Modern therapies have transformed multiple myeloma from a fatal disease to a chronic, manageable condition for many patients. Some people live 10 years or more with multiple myeloma. As with most types of cancer, early diagnosis and treatment help people live longer. Standard treatment options include targeted therapy, immunotherapy, chemotherapy, bone marrow transplant, corticosteroids, or radiation.

Living with multiple myeloma can be difficult because it’s a remitting and relapsing disease: periods of response to treatment and remission are followed by relapse. Generally, the definition of relapse in multiple myeloma is the reappearance of signs and symptoms of a disease after a period of improvement, while refractory means a disease is no longer responding to treatment, according to the International Myeloma Foundation.

Most patients will experience several remissions and several relapses throughout their disease course. That’s why after the initial treatment for multiple myeloma, follow-up care is essential. Maintenance therapy to reduce the risk of relapse, or catching relapse early, are essential steps to managing the disease. During regular check-ups, the following may be performed to check for signs of relapse:

  • Blood and urine tests.
  • Biopsies for bone-marrow evaluation.
  • Imaging scans for bone evaluation.

You may also experience symptoms when you’re relapsing, which may be similar to or different than the initial onset of multiple myeloma. Symptoms may include bone pain, broken bones from a minor injury, shortness of breath, fatigue, easily bruised skin, or extreme thirst. You may not experience any symptoms. Therefore, it’s very important not to miss your check-ups.

Your treatment plan for relapsed multiple myeloma depends on how long your multiple myeloma has been in remission, the treatment you had before, how well the treatments you have had worked, and your general health. The approach might include:

  • Watchful waiting (for slow-progressing, stable disease).
  • The same treatment you initially had.
  • A stem cell transplant.
  • The combination of different therapies.
  • Recommendation of a clinical trial with new therapies.

Relapsed/Refractory multiple myeloma, or RRMM, describes when multiple myeloma comes back but doesn’t respond to the same therapies that worked before. It’s important to note that there’s no standard therapy approach for patients who develop the condition.

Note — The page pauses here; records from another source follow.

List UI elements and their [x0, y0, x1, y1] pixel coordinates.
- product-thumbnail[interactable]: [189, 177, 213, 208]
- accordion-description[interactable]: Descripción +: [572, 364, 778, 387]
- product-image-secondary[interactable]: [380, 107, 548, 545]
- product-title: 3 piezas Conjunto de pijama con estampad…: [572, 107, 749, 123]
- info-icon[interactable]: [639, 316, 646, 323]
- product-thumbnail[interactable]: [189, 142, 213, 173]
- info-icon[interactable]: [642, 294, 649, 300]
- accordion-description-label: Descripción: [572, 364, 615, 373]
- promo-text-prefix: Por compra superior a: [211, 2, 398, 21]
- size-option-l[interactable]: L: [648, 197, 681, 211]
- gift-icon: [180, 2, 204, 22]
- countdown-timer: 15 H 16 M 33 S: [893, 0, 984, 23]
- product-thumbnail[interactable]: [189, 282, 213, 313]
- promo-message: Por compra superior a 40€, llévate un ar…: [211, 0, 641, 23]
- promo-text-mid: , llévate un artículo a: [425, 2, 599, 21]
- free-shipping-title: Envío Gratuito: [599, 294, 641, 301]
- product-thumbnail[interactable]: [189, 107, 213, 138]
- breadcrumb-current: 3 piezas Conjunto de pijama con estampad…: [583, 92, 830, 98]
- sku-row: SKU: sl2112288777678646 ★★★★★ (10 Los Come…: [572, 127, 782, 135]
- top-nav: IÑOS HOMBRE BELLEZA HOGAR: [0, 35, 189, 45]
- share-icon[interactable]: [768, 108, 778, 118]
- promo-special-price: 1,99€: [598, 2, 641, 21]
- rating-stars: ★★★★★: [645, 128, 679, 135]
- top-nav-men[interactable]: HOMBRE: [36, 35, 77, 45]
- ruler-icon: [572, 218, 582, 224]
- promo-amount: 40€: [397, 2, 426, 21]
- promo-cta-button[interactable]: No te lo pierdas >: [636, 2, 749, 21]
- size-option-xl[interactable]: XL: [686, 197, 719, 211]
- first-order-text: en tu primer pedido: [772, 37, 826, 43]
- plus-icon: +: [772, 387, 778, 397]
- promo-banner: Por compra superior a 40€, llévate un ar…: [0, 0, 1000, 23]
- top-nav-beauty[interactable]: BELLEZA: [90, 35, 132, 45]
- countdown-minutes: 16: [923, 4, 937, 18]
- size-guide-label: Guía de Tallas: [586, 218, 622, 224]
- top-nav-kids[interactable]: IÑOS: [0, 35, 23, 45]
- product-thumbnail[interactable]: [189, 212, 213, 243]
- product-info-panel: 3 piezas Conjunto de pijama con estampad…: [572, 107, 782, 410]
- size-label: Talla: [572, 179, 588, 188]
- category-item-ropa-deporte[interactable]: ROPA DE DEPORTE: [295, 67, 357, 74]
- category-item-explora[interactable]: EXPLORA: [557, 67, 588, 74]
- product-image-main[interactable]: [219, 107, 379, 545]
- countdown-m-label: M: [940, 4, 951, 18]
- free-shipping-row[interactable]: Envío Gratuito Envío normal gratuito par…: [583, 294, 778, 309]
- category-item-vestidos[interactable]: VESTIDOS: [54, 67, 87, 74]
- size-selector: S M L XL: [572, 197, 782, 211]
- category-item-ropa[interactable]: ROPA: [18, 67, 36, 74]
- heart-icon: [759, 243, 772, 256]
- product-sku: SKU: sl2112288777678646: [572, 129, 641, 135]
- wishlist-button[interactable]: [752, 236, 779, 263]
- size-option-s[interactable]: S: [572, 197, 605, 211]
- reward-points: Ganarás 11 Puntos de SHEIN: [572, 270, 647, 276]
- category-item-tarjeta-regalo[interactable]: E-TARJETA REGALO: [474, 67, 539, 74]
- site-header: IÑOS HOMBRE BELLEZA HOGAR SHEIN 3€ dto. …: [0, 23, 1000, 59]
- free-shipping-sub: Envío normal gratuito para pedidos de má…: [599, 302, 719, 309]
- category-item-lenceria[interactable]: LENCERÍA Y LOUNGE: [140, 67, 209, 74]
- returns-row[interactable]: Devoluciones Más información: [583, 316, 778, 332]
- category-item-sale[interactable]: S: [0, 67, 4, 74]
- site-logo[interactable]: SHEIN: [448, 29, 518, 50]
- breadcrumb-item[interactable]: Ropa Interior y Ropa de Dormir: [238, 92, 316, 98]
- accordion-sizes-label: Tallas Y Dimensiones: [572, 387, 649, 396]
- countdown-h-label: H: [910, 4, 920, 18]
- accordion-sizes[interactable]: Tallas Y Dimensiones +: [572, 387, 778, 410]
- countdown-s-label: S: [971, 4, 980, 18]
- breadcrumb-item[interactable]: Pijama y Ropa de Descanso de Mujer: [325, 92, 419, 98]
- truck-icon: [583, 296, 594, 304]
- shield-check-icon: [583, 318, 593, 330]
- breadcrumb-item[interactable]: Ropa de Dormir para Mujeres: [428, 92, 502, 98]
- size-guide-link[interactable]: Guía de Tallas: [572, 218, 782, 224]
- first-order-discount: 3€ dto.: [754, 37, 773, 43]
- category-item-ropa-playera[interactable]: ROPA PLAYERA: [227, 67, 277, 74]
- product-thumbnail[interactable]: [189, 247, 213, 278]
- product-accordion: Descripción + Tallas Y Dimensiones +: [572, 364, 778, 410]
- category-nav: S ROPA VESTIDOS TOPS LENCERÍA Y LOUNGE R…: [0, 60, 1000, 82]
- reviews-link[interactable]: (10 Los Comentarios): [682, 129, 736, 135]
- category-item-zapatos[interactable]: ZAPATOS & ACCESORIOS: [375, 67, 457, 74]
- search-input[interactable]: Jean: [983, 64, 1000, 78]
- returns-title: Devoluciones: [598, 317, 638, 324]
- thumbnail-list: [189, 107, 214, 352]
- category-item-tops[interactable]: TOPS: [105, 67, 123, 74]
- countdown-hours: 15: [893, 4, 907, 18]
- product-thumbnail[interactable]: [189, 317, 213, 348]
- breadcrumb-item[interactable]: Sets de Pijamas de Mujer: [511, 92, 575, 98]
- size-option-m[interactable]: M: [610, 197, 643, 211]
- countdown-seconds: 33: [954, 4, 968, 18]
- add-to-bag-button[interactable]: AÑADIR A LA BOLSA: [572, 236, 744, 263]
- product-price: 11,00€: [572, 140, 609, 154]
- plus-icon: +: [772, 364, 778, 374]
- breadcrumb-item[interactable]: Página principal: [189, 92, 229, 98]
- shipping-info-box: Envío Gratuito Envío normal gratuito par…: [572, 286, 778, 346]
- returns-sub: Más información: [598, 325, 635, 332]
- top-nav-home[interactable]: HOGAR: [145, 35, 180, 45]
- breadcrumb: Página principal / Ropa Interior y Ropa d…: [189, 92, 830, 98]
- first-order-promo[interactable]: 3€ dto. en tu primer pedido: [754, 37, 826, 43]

Multiple myeloma can be difficult to cope with. Knowing that it is going to come back at some point but not knowing when is especially hard. The time between remission and relapse varies from person to person. Some people have months and others have years. Paying attention to your emotional health is critical as is talking to your healthcare provider about your situation so you know what to expect.

While there’s no sure way to lower the risk of relapse, maintaining a healthy weight, getting enough rest, abstaining from smoking, getting regular physical exercise, and eating a well-rounded diet may benefit your general health.